Equine Internal Parasites and Malnutrition: What’s the Link?
Most horse owners understand that internal parasites can cause poor condition in the horse. And most of us understand this is in some way due to these parasites “stealing” nutrients from the horse. While this is the case, the situation is potentially far more sinister.

Large strongyles, Strongylus vulgaris, live in the horse’s large intestine. Their eggs pass out of the digestive tract in feces and then hatch. Horses eventually consume the larvae, which pass through the intestinal wall into the various arteries that supply the digestive tract. Eventually, after several months, they return to the intestines as adults, and the cycle starts again.

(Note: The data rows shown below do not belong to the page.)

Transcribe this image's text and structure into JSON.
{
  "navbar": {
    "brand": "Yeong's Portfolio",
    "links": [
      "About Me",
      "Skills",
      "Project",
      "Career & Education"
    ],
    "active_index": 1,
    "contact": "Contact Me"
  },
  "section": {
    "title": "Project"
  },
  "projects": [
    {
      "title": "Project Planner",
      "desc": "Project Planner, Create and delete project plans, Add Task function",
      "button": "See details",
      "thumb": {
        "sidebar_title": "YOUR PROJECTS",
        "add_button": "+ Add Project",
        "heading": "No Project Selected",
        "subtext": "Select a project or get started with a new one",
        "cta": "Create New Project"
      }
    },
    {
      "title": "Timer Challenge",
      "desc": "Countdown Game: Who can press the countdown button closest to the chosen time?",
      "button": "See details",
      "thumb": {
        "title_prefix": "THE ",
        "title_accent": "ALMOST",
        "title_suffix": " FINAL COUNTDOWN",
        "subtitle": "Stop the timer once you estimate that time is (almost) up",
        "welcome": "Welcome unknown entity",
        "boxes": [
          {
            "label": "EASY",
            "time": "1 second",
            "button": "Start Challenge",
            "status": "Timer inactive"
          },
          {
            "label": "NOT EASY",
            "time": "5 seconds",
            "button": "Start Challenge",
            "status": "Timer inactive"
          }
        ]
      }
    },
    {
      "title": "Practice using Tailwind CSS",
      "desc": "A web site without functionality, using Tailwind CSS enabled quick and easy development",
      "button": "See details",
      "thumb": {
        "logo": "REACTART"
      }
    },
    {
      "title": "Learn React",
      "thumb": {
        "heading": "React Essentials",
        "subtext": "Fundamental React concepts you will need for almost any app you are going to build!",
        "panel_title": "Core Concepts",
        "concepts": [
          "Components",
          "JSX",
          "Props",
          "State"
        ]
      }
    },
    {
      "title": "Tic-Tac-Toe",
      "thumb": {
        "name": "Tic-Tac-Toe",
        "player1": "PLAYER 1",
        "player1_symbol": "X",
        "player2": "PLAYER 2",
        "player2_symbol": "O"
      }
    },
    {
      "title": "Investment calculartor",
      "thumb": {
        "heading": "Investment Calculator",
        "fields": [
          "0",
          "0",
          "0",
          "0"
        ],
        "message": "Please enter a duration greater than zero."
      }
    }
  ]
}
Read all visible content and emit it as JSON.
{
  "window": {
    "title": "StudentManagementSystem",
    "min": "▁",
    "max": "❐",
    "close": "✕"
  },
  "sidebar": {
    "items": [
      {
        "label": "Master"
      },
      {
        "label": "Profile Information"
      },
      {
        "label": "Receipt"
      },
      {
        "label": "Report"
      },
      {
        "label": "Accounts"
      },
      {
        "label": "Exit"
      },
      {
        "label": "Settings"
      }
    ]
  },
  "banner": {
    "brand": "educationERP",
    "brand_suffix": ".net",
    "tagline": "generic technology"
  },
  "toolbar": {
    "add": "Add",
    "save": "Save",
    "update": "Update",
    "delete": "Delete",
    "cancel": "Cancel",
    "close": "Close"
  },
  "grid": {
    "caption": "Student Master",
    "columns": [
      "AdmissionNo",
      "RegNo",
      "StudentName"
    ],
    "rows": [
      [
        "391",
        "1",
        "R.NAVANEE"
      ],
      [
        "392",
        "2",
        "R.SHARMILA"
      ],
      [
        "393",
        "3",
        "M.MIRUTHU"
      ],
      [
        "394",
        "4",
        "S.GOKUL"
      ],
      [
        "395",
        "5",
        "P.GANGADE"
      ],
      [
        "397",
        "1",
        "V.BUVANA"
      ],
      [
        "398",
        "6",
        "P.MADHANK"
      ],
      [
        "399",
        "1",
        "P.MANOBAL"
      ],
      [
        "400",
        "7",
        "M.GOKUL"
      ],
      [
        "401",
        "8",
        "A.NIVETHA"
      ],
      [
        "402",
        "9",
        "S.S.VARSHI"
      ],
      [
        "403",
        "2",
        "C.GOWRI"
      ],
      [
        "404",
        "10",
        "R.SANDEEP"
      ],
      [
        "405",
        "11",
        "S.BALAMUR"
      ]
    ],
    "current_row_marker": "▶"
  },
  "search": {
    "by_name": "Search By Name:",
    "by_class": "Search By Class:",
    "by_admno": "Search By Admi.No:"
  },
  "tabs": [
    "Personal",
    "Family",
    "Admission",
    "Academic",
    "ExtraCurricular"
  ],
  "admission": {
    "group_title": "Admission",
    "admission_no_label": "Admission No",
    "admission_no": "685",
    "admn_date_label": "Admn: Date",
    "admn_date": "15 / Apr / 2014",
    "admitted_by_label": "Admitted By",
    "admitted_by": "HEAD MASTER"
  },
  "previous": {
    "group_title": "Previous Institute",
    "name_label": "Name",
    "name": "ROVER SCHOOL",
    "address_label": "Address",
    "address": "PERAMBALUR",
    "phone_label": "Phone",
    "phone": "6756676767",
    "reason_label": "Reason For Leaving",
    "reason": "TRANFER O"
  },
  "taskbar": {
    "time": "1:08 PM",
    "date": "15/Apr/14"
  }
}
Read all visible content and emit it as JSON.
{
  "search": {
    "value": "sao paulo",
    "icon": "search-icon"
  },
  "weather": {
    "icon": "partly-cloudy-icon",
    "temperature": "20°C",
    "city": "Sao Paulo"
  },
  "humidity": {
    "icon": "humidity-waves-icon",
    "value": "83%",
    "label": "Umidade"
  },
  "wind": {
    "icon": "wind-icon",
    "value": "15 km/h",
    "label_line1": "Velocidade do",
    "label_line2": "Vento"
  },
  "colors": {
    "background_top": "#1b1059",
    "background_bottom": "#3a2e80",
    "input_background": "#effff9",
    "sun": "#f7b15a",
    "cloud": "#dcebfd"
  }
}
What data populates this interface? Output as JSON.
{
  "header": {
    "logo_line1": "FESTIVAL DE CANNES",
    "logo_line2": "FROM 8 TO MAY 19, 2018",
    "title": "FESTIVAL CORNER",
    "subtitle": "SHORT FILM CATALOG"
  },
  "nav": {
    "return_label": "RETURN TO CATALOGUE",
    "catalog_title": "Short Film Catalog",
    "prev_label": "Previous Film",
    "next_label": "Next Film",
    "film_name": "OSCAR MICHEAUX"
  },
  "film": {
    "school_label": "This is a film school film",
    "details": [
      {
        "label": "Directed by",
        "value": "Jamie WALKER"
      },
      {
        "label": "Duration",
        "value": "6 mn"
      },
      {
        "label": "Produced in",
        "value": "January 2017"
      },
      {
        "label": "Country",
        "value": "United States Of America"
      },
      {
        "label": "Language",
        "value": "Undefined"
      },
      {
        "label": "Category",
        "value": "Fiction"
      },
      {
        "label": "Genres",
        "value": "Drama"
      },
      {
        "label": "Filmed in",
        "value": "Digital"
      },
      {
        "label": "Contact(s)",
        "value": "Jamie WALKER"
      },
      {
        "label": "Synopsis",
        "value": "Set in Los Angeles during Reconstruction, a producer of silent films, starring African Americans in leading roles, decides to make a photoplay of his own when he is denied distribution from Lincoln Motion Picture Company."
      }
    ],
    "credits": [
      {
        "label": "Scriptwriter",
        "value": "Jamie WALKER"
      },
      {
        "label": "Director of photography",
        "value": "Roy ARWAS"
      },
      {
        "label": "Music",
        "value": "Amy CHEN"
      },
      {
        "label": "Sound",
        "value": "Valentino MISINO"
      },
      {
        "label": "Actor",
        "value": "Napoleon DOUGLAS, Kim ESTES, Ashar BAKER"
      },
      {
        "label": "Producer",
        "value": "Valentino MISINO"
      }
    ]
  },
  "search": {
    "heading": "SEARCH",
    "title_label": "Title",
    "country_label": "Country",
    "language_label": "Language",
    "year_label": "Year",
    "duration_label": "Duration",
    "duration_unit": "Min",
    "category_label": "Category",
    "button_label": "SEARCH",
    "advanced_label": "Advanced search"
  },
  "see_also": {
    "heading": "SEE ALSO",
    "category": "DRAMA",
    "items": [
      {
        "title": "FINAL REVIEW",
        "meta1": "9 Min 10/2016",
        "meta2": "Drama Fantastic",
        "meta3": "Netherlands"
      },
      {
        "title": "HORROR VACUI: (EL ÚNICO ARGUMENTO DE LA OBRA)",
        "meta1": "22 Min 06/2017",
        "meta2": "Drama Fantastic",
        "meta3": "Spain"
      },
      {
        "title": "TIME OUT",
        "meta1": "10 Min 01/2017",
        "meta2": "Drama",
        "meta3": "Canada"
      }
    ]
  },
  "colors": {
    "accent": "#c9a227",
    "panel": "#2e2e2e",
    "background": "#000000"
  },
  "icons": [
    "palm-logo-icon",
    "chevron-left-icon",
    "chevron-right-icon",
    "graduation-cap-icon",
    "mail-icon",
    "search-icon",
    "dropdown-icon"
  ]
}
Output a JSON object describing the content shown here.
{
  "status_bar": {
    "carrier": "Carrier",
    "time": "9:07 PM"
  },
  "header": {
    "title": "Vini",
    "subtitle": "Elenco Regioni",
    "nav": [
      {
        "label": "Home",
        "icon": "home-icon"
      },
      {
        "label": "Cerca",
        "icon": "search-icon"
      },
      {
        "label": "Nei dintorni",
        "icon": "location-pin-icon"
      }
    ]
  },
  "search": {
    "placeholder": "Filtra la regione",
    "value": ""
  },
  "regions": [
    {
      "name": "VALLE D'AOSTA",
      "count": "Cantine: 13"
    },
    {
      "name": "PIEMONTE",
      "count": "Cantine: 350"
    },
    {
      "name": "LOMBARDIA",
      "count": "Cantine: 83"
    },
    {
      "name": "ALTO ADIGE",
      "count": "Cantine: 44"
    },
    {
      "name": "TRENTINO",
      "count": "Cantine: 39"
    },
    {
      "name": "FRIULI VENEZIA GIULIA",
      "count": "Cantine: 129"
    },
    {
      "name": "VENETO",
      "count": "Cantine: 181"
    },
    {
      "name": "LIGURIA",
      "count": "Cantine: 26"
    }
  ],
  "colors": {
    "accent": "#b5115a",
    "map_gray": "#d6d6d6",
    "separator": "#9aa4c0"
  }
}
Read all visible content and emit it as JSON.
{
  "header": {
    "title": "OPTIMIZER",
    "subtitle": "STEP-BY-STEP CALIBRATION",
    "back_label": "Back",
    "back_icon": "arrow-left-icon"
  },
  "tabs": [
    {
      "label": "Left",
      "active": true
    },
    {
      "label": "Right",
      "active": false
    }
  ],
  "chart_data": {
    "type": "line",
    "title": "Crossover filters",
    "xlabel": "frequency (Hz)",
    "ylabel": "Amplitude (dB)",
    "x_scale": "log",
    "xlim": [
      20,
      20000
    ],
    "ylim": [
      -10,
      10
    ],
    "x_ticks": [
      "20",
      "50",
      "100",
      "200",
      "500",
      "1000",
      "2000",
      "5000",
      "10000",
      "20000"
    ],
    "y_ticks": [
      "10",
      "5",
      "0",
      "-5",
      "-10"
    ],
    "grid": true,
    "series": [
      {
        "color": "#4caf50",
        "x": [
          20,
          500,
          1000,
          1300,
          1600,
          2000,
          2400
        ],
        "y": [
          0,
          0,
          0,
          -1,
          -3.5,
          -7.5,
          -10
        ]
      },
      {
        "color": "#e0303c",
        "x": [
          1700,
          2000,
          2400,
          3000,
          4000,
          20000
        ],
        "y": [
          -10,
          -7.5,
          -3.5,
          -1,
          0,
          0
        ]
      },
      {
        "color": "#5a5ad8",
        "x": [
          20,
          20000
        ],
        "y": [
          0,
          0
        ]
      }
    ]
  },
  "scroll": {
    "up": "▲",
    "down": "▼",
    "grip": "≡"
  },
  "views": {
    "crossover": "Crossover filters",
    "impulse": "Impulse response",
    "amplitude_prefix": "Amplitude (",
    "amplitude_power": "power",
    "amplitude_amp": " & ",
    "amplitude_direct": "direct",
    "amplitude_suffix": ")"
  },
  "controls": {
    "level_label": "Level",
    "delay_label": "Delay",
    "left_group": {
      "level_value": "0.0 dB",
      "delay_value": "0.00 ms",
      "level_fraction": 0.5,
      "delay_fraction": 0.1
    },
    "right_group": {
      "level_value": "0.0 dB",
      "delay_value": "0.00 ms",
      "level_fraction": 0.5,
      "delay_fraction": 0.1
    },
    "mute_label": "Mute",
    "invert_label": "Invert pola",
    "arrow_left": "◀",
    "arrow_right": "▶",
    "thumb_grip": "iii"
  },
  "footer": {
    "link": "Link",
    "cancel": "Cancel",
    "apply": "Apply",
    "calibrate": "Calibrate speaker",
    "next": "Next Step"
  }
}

Small stronglyes also reside in the large intestine, and their larvae migrate to and hibernate in the gut wall. When these larvae come out of hibernation, they can cause substantial damage to the gut wall. Some parasites, such as roundworms, are a greater issue for young horses, and the ingested larvae of these worms pass through the liver and lungs before maturing in the small intestine where their activity can cause substantial irritation and inflammation.

From a nutritional perspective, the problem with these parasites isn’t just that they’re stealing nutrients from the horse to survive, but that they are causing potentially permanent damage to digestive tract tissue and altering gut function.

The gut wall is vital to nutrient absorption. The first section of the small intestine, the duodenum, is responsible for secreting the many digestive enzymes needed to break molecules—such as sugars, starch, amino acid, and fatty acids—into their component parts. These are then absorbed into the gut epithelia in the subsequent jejunum and ileum of the small intestine. Damage to the tissues and scarring in these regions of the intestine can negatively impact cells that secrete enzymes, as well as those responsible for nutrient absorption. Parasites in the arteries of the intestinal tract could limit blood flow, reducing the amount of oxygen reaching intestinal tissue. Damage to vessels in this area might limit the nutrient movement away from the gut. This damage might be irreversible and could last a lifetime, resulting in a horse that’s a hard keeper.

In other species parasites are known to negatively impact the enteric nervous system (ENS), the integrity of which is necessary for gut homeostasis. The ENS is part of the autonomic nervous system. Autonomic nervous functions act largely subconsciously and regulate such things as heart rate, respiratory rate, and in the case of the ENS, digestion. When certain parasites impact the gut ENS in other species, gastrointestinal motility can be affected. In humans, conditions such as irritable bowel syndrome can result due to disruptions in the gut-brain axis.

If internal parasites impact horses’ ENS and, thus, gut motility, the horse might be at an increased risk of impaction colic if motility slows and poor nutrient digestion and absorption—and potentially diarrhea—if it speeds up.

The digestive tract’s main functions include digesting and absorbing nutrients, as well as serving as a barrier to potentially harmful agents, preventing them from entering the body. Internal parasites impact all these functions, both in the short term and potentially for the horse’s life. They’re not just robbing nutrients from the horse in that moment. They’re also creating a situation that might rob the horse of nutrients long after the parasites are gone.